This evaluation may include reviewing a property's title report, the loan documentation including payment histories and credit information, when available. We may conduct a physical inspection and may obtain an appraisal of the property's value. The primary factor utilized in the purchase of a seller financed real estate loan is the ratio between the property value and the investment amount that we pay the seller. Based on these factors, we will purchase the loan at a discount to the principal balance. It is management’s intent to hold loans for less than a year but due to the economic circumstances, loans many be held for longer periods.

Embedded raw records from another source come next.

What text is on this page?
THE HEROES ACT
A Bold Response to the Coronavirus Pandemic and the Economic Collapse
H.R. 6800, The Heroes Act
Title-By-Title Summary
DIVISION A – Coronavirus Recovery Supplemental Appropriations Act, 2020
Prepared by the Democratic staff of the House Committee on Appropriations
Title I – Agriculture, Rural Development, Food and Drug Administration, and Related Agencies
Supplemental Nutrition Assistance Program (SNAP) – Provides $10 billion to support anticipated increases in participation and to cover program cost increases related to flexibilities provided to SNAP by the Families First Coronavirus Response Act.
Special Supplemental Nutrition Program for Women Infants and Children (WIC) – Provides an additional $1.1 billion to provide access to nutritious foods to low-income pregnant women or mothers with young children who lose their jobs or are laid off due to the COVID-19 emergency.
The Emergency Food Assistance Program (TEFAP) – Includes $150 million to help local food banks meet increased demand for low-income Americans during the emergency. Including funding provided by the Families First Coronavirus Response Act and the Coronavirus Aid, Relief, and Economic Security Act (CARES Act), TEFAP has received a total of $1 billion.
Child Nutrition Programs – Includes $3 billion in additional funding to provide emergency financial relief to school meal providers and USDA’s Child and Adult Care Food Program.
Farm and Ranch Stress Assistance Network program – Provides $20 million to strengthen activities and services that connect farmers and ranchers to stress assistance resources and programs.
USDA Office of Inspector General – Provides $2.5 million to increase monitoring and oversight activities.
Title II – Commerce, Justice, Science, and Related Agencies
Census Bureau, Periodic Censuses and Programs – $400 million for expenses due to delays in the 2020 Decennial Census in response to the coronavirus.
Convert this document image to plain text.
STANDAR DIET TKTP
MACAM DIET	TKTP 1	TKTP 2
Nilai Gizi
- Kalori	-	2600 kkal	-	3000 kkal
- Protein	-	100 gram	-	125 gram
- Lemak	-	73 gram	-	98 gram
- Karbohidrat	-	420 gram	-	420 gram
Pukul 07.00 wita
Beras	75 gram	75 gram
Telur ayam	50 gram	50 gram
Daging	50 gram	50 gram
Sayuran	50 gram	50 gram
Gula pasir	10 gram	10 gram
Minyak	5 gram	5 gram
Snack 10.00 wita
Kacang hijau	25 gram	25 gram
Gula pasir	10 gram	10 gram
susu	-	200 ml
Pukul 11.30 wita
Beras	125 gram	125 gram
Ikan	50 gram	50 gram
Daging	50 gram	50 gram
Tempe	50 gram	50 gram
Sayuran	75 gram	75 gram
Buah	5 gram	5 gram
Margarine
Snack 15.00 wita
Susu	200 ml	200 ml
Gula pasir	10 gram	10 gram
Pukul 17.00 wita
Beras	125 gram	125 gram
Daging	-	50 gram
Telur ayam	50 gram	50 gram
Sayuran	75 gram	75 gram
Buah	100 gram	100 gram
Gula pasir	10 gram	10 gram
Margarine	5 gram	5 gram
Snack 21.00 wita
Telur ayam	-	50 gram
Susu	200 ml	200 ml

In regard to our commercial lending, GFI focused on "hard money lending" which was typically a short term loan collateralized with non-conforming types of real property with a borrower who may have a compromised credit rating. GFI followed two general underwriting principles in its "hard money" lending, (1) only make a loan if you want to own the collateral and (2) never lend an amount of money which might exceed the price you would be willing to pay for the collateral as a purchaser. Hard money loans are normally equity based, not credit based. GFI originally targeted a 70% maximum loan-to-value ratio, but as the real estate markets declined from 2007 on, we have continued to reduce that maximum. At this point, with the continued uncertainty in real estate values, we will estimate the present value of the collateral property, reduce that by 25% - 50% as a contingency for future declining values, and then keep our loan to an amount that is no more than 50% of that adjusted value.